The coat-of-arms are those of Tollemache impaling Carteret for Lionel, 4th Earl Dysart K.T. (1708-1770) and his wife Lady Grace Carteret (1713-1755), daughter of 1st Earl Granville, whom he married in 1729. He was made a Knight of the Thistle in 1743.
Artist Biography:
Augustine Courtauld (1685/6-1751)
Augustine Courtauld’s family came to England from France as part of the late 17th century Huguenot exodus. Helen Clifford, in her entry on Courtauld family in The Oxford Dictionary of National Biography, 2004, disproves the traditional tale that he was brought to England by his father as an infant in 1687, concealed in a basket of vegetables. She notes that in reality he remained in France with his grandfather and made the journey almost ten years later. Augustine’s father, also Augustine (1655-1706), was a merchant from St. Pierre in the Île d'Oléron near La Rochelle. He established himself in London and was an active member of the Huguenot community. He secured a potentially prosperous future for his son by apprenticing him to a fellow Huguenot, the goldsmith Simon Pantin, to whom Augustine junior’s half-brother Peter (1689/90–1729) was also apprenticed. Augustine senior died before either son was granted the freedom of the Goldsmiths’ Company, however he was the patriarch of a silversmithing family which went on to include of Augustine junior’s son Samuel (1720–1765) and Samuel’s wife Louisa who managed the business after his early death at the age of forty-five. Their son, Samuel Courtauld II (1752–1821), also followed his father into the trade.

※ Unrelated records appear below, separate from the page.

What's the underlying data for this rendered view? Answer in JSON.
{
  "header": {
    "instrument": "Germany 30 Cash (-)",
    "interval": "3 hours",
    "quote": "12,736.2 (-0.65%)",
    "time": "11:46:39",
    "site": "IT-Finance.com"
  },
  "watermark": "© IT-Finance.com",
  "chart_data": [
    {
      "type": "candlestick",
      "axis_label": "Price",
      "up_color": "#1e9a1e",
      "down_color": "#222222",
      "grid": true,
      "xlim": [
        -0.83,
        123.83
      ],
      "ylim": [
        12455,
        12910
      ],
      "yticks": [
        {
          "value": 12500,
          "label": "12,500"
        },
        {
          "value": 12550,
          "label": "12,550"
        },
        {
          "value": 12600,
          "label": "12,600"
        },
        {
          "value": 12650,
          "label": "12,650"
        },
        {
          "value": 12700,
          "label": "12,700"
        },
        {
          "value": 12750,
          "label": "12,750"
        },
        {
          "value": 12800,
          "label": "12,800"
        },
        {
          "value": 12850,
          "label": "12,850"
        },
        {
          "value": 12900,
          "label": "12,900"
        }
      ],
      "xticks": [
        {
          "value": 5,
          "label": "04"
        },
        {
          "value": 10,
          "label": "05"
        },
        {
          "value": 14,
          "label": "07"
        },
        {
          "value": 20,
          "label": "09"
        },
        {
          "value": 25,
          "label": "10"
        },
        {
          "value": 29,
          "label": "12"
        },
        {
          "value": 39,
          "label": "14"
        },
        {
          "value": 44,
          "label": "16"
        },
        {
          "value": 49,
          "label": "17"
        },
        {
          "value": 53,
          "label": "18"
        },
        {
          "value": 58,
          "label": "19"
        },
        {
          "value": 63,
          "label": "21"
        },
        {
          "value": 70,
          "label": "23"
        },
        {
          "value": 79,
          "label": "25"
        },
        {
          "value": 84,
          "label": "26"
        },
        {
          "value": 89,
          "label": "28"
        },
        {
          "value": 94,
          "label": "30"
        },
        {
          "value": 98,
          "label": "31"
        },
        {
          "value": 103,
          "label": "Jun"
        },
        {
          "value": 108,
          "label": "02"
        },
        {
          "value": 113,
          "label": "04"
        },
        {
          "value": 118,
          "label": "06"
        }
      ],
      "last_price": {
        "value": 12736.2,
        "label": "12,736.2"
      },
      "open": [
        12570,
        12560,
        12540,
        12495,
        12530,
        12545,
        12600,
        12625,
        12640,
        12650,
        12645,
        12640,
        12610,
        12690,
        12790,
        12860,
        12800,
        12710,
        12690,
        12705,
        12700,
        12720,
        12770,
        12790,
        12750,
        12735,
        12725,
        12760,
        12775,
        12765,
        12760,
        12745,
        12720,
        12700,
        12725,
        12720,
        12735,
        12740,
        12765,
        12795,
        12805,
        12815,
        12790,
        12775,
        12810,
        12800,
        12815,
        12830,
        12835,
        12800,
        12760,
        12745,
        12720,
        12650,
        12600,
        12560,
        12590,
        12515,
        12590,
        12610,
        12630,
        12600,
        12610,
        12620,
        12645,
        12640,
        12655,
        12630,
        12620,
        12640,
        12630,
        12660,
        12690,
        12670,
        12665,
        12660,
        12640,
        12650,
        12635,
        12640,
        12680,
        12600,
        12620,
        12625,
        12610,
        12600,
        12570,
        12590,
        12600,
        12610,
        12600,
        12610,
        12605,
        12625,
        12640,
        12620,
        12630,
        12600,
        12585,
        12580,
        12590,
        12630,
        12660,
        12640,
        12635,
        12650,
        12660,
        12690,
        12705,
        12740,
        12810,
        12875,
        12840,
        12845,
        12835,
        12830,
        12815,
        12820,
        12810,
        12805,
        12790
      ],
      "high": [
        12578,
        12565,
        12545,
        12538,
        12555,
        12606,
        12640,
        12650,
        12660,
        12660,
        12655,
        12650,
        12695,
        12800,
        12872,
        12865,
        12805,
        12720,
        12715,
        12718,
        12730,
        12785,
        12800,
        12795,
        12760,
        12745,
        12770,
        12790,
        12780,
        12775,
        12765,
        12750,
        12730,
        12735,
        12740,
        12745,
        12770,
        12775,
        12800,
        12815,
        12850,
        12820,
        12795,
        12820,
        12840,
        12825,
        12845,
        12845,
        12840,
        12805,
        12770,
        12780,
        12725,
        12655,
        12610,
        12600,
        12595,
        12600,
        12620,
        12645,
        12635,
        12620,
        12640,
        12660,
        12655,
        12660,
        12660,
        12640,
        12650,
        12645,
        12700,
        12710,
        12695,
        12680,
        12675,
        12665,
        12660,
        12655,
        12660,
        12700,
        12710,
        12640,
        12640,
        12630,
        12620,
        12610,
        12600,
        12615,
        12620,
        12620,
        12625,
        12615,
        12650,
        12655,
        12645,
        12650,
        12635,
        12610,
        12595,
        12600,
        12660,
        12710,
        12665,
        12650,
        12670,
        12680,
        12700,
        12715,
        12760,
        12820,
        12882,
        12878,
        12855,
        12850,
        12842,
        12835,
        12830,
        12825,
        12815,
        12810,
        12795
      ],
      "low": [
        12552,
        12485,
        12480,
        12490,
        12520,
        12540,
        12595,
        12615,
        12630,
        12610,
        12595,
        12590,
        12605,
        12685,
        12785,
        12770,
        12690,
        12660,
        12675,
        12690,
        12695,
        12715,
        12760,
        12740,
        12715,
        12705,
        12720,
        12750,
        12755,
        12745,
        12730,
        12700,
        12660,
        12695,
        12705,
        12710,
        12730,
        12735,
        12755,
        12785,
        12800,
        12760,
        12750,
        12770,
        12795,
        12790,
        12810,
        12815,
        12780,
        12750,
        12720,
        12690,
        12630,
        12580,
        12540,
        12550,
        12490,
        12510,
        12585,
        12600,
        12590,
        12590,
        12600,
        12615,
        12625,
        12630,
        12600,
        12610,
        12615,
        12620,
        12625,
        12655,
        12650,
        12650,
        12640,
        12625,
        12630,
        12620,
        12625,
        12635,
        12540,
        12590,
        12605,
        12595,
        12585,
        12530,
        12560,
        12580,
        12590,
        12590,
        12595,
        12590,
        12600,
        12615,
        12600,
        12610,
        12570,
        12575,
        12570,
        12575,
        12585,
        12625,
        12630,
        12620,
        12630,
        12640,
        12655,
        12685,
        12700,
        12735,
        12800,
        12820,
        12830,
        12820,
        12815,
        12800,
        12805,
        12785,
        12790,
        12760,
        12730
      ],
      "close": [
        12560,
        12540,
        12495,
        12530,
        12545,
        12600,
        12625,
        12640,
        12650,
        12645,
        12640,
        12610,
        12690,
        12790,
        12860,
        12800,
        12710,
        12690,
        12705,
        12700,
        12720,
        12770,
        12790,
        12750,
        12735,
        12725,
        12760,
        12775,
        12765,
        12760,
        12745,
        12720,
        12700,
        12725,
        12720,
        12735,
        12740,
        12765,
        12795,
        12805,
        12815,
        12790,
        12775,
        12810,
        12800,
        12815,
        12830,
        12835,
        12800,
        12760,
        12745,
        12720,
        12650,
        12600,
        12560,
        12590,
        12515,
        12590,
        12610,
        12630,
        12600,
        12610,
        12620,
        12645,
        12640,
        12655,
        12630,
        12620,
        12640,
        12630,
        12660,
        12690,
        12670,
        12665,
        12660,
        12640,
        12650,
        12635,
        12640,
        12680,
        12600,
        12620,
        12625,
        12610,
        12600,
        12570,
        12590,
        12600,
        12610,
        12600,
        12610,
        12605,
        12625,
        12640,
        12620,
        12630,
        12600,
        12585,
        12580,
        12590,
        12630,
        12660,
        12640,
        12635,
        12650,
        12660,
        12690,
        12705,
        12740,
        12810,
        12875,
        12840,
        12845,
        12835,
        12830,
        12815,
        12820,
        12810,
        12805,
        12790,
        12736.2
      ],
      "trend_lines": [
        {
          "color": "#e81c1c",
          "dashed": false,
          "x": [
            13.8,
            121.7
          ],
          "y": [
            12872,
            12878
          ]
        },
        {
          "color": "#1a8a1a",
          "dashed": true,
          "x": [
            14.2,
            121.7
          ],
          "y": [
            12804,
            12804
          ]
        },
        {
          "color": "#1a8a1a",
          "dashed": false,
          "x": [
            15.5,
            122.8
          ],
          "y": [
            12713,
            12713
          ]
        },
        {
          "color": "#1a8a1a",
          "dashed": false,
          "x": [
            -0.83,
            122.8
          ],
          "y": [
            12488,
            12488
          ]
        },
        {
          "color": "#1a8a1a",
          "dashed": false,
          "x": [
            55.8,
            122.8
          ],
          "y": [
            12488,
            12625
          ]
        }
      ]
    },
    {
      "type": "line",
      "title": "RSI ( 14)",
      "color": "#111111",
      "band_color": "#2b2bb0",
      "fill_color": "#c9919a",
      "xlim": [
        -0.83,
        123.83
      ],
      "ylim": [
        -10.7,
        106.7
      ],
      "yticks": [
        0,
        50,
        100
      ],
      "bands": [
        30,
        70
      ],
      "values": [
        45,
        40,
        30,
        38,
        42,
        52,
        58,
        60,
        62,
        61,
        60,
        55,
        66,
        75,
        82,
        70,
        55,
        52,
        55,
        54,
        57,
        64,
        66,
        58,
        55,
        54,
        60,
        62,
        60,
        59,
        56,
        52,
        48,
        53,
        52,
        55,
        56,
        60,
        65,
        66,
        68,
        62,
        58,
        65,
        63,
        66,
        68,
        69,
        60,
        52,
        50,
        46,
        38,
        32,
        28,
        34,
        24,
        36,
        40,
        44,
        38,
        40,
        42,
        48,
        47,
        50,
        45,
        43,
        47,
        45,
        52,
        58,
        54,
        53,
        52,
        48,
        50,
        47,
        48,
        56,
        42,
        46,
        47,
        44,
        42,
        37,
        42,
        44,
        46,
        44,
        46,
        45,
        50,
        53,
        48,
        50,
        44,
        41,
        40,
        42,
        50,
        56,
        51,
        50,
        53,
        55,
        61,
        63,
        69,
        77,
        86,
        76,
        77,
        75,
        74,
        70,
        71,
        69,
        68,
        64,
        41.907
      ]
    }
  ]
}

Another of Samuel II and Louisa’s sons, George, was apprenticed to a silk weaver and was the founder of the business which eventually became Courtaulds PLC, now part of Akzo Nobel, whose substantial collection of silver by the Courtauld family is exhibited at the Courtauld Institute in London, much of which was the subject of a privately printed catalogue (Some silver wrought by the Courtauld family of silversmiths, Oxford, 1940), by Ernest Alfred Jones and the art collector and philanthropist Samuel Courtauld, brother of Sir Stephen Courtauld (see above). The collection has been recently redisplayed and a new catalogue published – H. Braham, A Century of Silver, The Courtauld Family of Silversmiths, 1710-1780, London, 2014.
Under the tutelage of his master, Augustine Courtauld perfected the art of crafting pieces of characteristically heavy gauge and fine quality. Much of this work was smaller domestic pieces perhaps in contrast to the commissions for large decorative pieces executed by fellow Huguenot silversmiths such as David Willaume, Paul de Lamerie and Pierre Harache. He produced many fine two-handled cups, vessels for tea, coffee and chocolate and decoratively bordered trays and salvers. Amongst the small number of highly ambitious works was a silver table, constituent part of toilets services and a centrepiece made for the Russian court. He made a comfortable living, so much so that he was able to invest in the East India Company, accumulate property and sit for a portrait by the Swedish born painter and follower of Michael Dahl Hans Hysing (1678–1753).